Breaking and Building
I thoroughly dislike it when software or hardware updates don’t work and break my daily processes:
- On europa.gathani.org, my Thinkpad R51 which I sent for the replacement of the LCD panel because of a stripe of dead pixels came back with a new LCD panel that did not work at all! I’m extremely annoyed because I dedicated this weekend to learning about the Gentoo portage system on europa.gathani.org, which is clearly not possible now. Some IBM/Lenovo employee is about to receive a blasting today.
- On cassini.gathani.org, Fedora Core 6 kernel updates broke my sound and suspend. Since I am getting this free, I cannot really complain. It’s time to investigate and contribute the fixes back to upstream, if possible.
- On cassini.gathani.org, why is there a dependency chain from OpenOffice to xerces to xalen to tomcat to antlr? It’s like I have the whole Java developmental toolkit installed … to run Office software? Once again, this is a packaging issue which I need to investigate and fix accordingly.
On the plus side, I have contributed 3 ports (pecl-phar, pecl-syck, pecl-bbcode) to FreeBSD ports system and I have another two more that I’m working on (pecl-tdb and pecl-amavis). Porting pecl extensions can be as easy as a 10 line Makefile which takes 15 minutes to test or extremely difficult due to differing library dependencies on Linux and FreeBSD, which can take several hours to test especially in the case of large ports.
Porting is about making abstractions work on a different system.
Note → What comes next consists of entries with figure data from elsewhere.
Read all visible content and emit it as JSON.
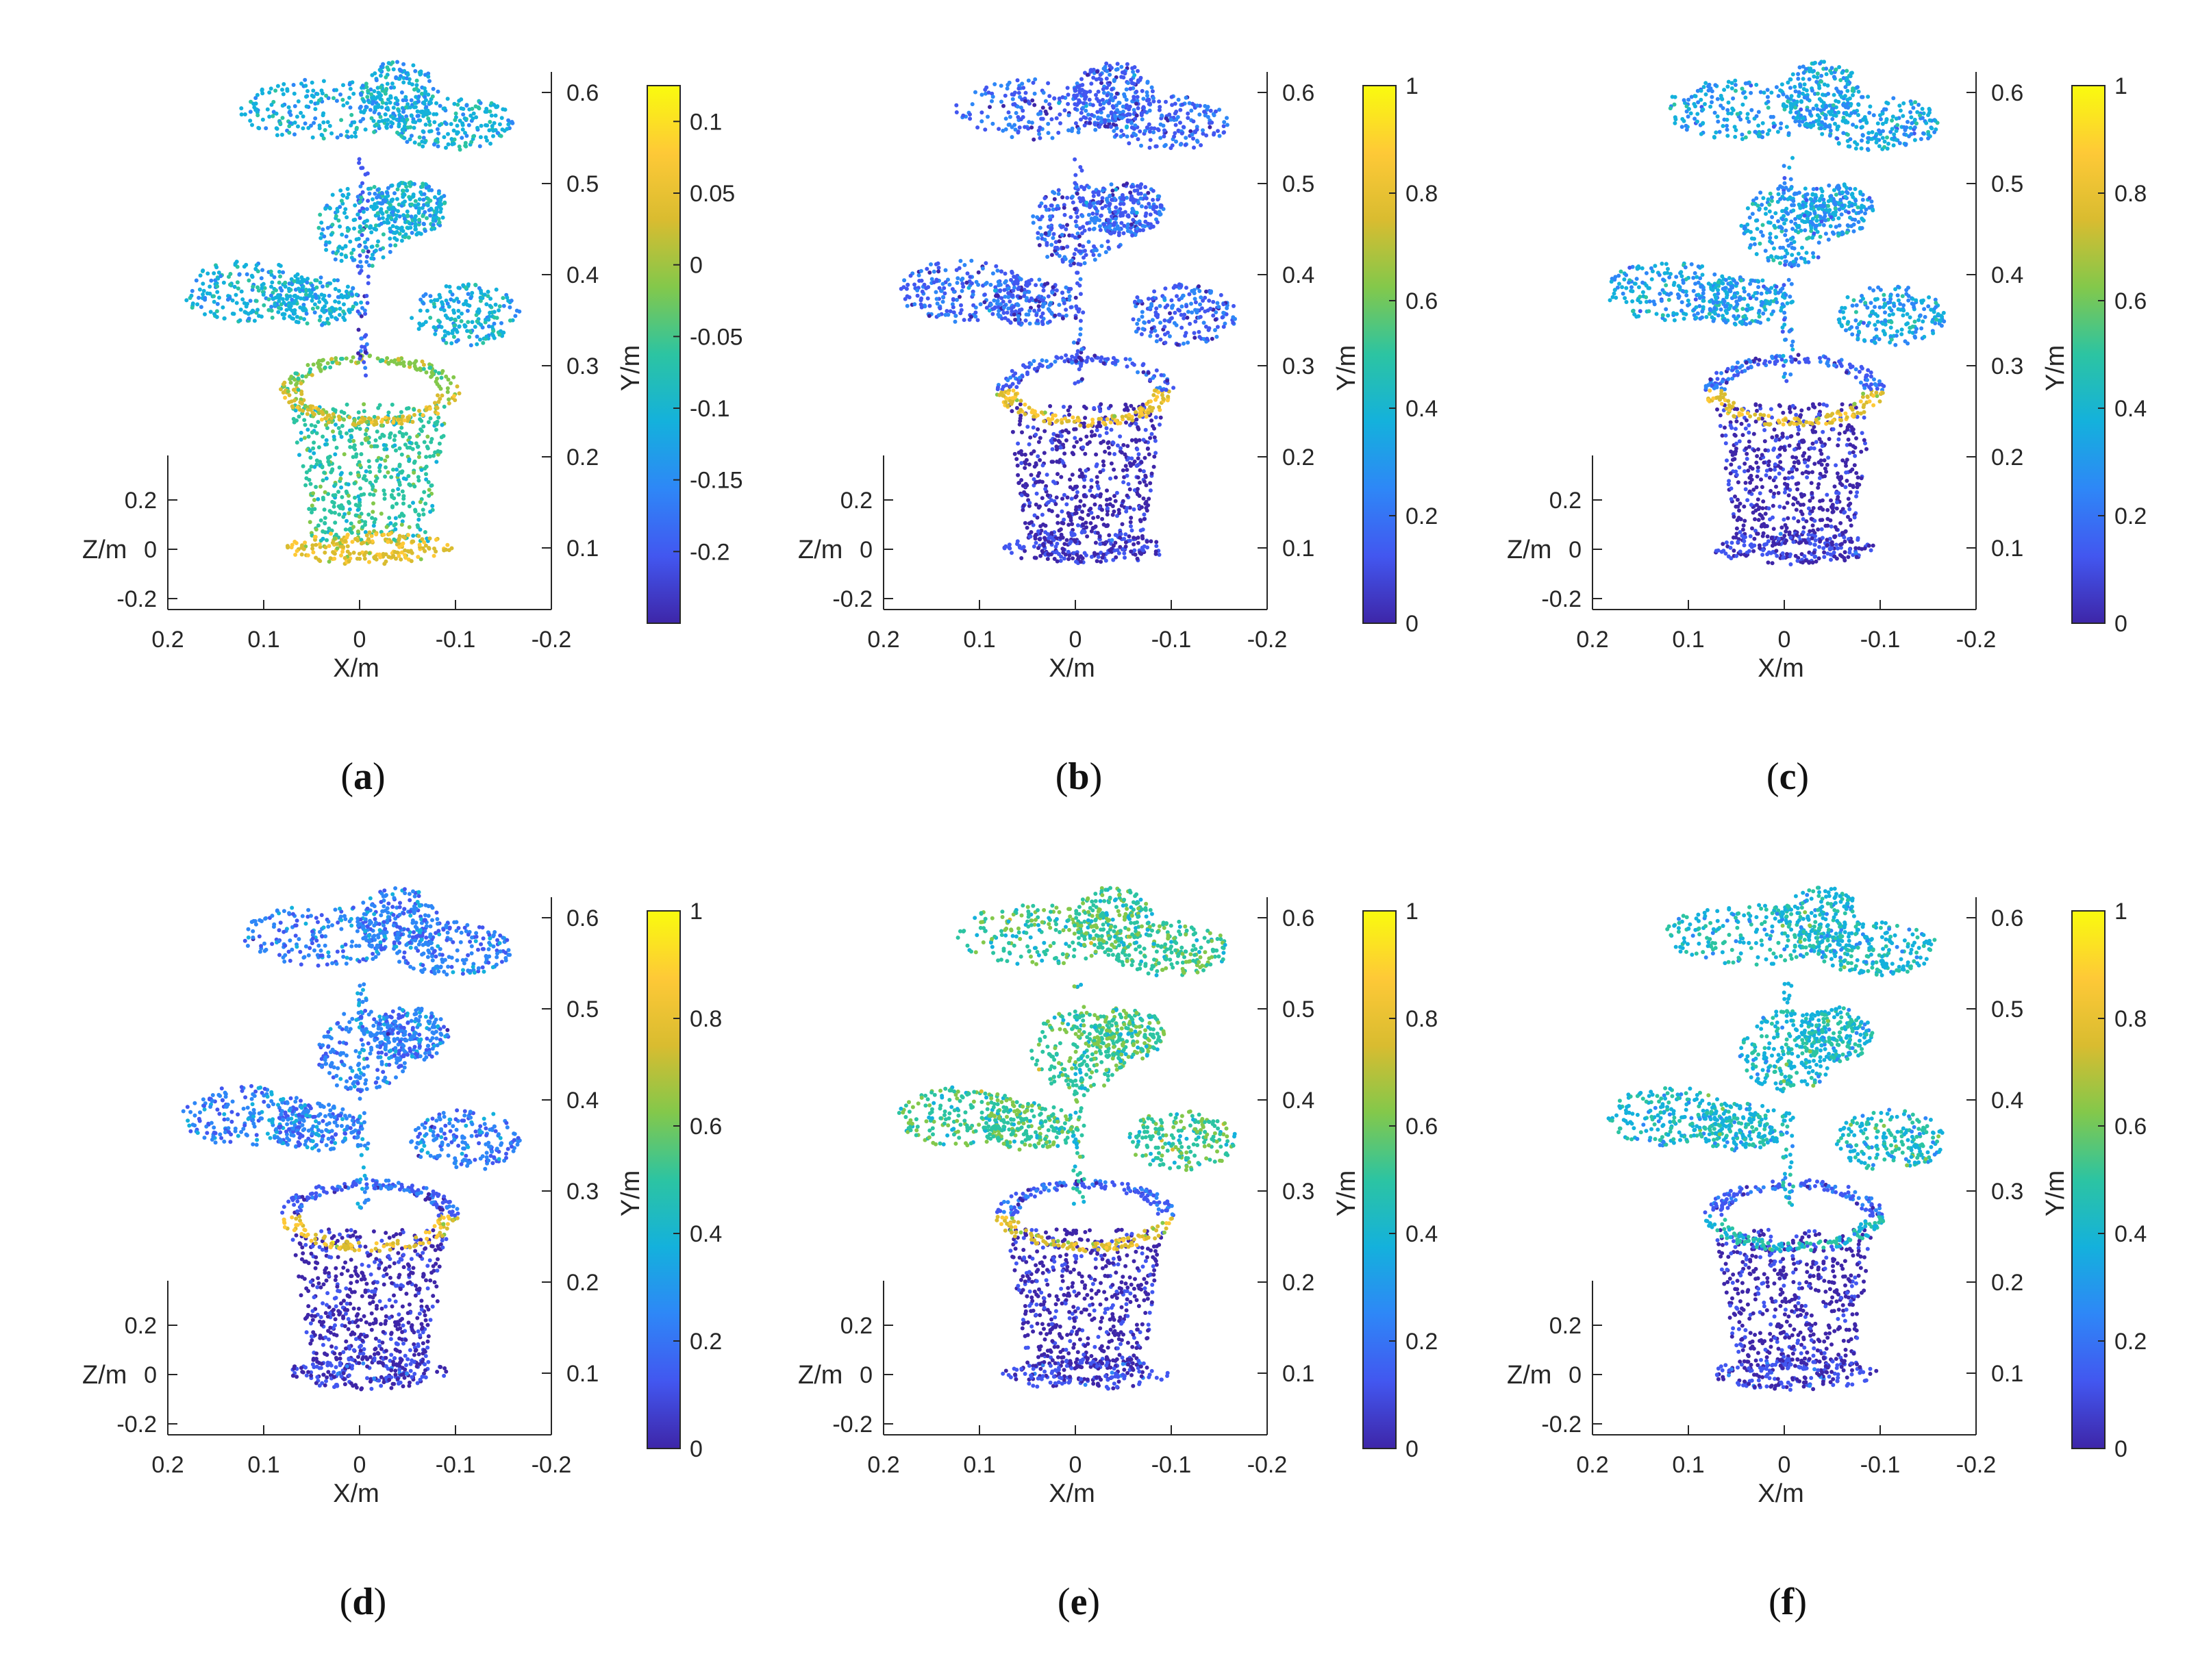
{
  "chart_data": [
    {
      "type": "scatter",
      "subtype": "3d-point-cloud",
      "panel": "a",
      "caption": "a",
      "xlabel": "X/m",
      "ylabel": "Y/m",
      "zlabel": "Z/m",
      "x_ticks": [
        "0.2",
        "0.1",
        "0",
        "-0.1",
        "-0.2"
      ],
      "y_ticks": [
        "0.1",
        "0.2",
        "0.3",
        "0.4",
        "0.5",
        "0.6"
      ],
      "z_ticks": [
        "0.2",
        "0",
        "-0.2"
      ],
      "colorbar": {
        "label": "Y/m",
        "range": [
          -0.25,
          0.125
        ],
        "ticks": [
          "0.1",
          "0.05",
          "0",
          "-0.05",
          "-0.1",
          "-0.15",
          "-0.2"
        ],
        "tick_values": [
          0.1,
          0.05,
          0,
          -0.05,
          -0.1,
          -0.15,
          -0.2
        ]
      },
      "colormap": [
        "#3e26a8",
        "#4257f0",
        "#2e87f7",
        "#14b1dc",
        "#2cc4a2",
        "#83c84b",
        "#d9bc30",
        "#fec937",
        "#f9fb0e"
      ],
      "colors": {
        "leaves": 3,
        "stem": 1,
        "pot_rim": 6,
        "pot_body": 4,
        "saucer": 6
      }
    },
    {
      "type": "scatter",
      "subtype": "3d-point-cloud",
      "panel": "b",
      "caption": "b",
      "xlabel": "X/m",
      "ylabel": "Y/m",
      "zlabel": "Z/m",
      "x_ticks": [
        "0.2",
        "0.1",
        "0",
        "-0.1",
        "-0.2"
      ],
      "y_ticks": [
        "0.1",
        "0.2",
        "0.3",
        "0.4",
        "0.5",
        "0.6"
      ],
      "z_ticks": [
        "0.2",
        "0",
        "-0.2"
      ],
      "colorbar": {
        "label": "Y/m",
        "range": [
          0,
          1
        ],
        "ticks": [
          "1",
          "0.8",
          "0.6",
          "0.4",
          "0.2",
          "0"
        ],
        "tick_values": [
          1,
          0.8,
          0.6,
          0.4,
          0.2,
          0
        ]
      },
      "colormap": [
        "#3e26a8",
        "#4257f0",
        "#2e87f7",
        "#14b1dc",
        "#2cc4a2",
        "#83c84b",
        "#d9bc30",
        "#fec937",
        "#f9fb0e"
      ],
      "colors": {
        "leaves": 1.3,
        "stem": 1,
        "pot_rim": 6.5,
        "pot_body": 0.2,
        "saucer": 0.3
      }
    },
    {
      "type": "scatter",
      "subtype": "3d-point-cloud",
      "panel": "c",
      "caption": "c",
      "xlabel": "X/m",
      "ylabel": "Y/m",
      "zlabel": "Z/m",
      "x_ticks": [
        "0.2",
        "0.1",
        "0",
        "-0.1",
        "-0.2"
      ],
      "y_ticks": [
        "0.1",
        "0.2",
        "0.3",
        "0.4",
        "0.5",
        "0.6"
      ],
      "z_ticks": [
        "0.2",
        "0",
        "-0.2"
      ],
      "colorbar": {
        "label": "Y/m",
        "range": [
          0,
          1
        ],
        "ticks": [
          "1",
          "0.8",
          "0.6",
          "0.4",
          "0.2",
          "0"
        ],
        "tick_values": [
          1,
          0.8,
          0.6,
          0.4,
          0.2,
          0
        ]
      },
      "colormap": [
        "#3e26a8",
        "#4257f0",
        "#2e87f7",
        "#14b1dc",
        "#2cc4a2",
        "#83c84b",
        "#d9bc30",
        "#fec937",
        "#f9fb0e"
      ],
      "colors": {
        "leaves": 2.6,
        "stem": 2.2,
        "pot_rim": 6.3,
        "pot_body": 0.2,
        "saucer": 0.3
      }
    },
    {
      "type": "scatter",
      "subtype": "3d-point-cloud",
      "panel": "d",
      "caption": "d",
      "xlabel": "X/m",
      "ylabel": "Y/m",
      "zlabel": "Z/m",
      "x_ticks": [
        "0.2",
        "0.1",
        "0",
        "-0.1",
        "-0.2"
      ],
      "y_ticks": [
        "0.1",
        "0.2",
        "0.3",
        "0.4",
        "0.5",
        "0.6"
      ],
      "z_ticks": [
        "0.2",
        "0",
        "-0.2"
      ],
      "colorbar": {
        "label": "Y/m",
        "range": [
          0,
          1
        ],
        "ticks": [
          "1",
          "0.8",
          "0.6",
          "0.4",
          "0.2",
          "0"
        ],
        "tick_values": [
          1,
          0.8,
          0.6,
          0.4,
          0.2,
          0
        ]
      },
      "colormap": [
        "#3e26a8",
        "#4257f0",
        "#2e87f7",
        "#14b1dc",
        "#2cc4a2",
        "#83c84b",
        "#d9bc30",
        "#fec937",
        "#f9fb0e"
      ],
      "colors": {
        "leaves": 1.8,
        "stem": 2.4,
        "pot_rim": 6.4,
        "pot_body": 0.2,
        "saucer": 0.3
      }
    },
    {
      "type": "scatter",
      "subtype": "3d-point-cloud",
      "panel": "e",
      "caption": "e",
      "xlabel": "X/m",
      "ylabel": "Y/m",
      "zlabel": "Z/m",
      "x_ticks": [
        "0.2",
        "0.1",
        "0",
        "-0.1",
        "-0.2"
      ],
      "y_ticks": [
        "0.1",
        "0.2",
        "0.3",
        "0.4",
        "0.5",
        "0.6"
      ],
      "z_ticks": [
        "0.2",
        "0",
        "-0.2"
      ],
      "colorbar": {
        "label": "Y/m",
        "range": [
          0,
          1
        ],
        "ticks": [
          "1",
          "0.8",
          "0.6",
          "0.4",
          "0.2",
          "0"
        ],
        "tick_values": [
          1,
          0.8,
          0.6,
          0.4,
          0.2,
          0
        ]
      },
      "colormap": [
        "#3e26a8",
        "#4257f0",
        "#2e87f7",
        "#14b1dc",
        "#2cc4a2",
        "#83c84b",
        "#d9bc30",
        "#fec937",
        "#f9fb0e"
      ],
      "colors": {
        "leaves": 4.2,
        "stem": 4,
        "pot_rim": 6,
        "pot_body": 0.2,
        "saucer": 0.3
      }
    },
    {
      "type": "scatter",
      "subtype": "3d-point-cloud",
      "panel": "f",
      "caption": "f",
      "xlabel": "X/m",
      "ylabel": "Y/m",
      "zlabel": "Z/m",
      "x_ticks": [
        "0.2",
        "0.1",
        "0",
        "-0.1",
        "-0.2"
      ],
      "y_ticks": [
        "0.1",
        "0.2",
        "0.3",
        "0.4",
        "0.5",
        "0.6"
      ],
      "z_ticks": [
        "0.2",
        "0",
        "-0.2"
      ],
      "colorbar": {
        "label": "Y/m",
        "range": [
          0,
          1
        ],
        "ticks": [
          "1",
          "0.8",
          "0.6",
          "0.4",
          "0.2",
          "0"
        ],
        "tick_values": [
          1,
          0.8,
          0.6,
          0.4,
          0.2,
          0
        ]
      },
      "colormap": [
        "#3e26a8",
        "#4257f0",
        "#2e87f7",
        "#14b1dc",
        "#2cc4a2",
        "#83c84b",
        "#d9bc30",
        "#fec937",
        "#f9fb0e"
      ],
      "colors": {
        "leaves": 3.3,
        "stem": 3.2,
        "pot_rim": 3.5,
        "pot_body": 0.2,
        "saucer": 0.3
      }
    }
  ]
}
Of course, if abstractions actually worked, porting would have been automated many many moons ago. The fact that porting still remains a tedious process indicates that Abstractions Always Break; either the designers break the abstraction or the implementators break the abstraction. Either way, abstractions always break - yes, even in FOSS-land (some might even claim that abstractions break especially in FOSS-land but that’s a blog post for another day). In the 20th century, we used to have Linux-isms, BSD-isms and Windows-isms. In the 21st century, we have Mono-isms, .NET-isms, Java-isms … in other words, find me a platform and I’ll find you an “-Ism”.
Does that mean abstractions are unimportant? Of course not - it’s not a zero sum game, you know; abstractions have their place in the design of software but having exceptionally high expectations from abstractions can only lead to pain over the long run.
I will chime in with a long-delayed blog post on observation points and how they relate to abstractions.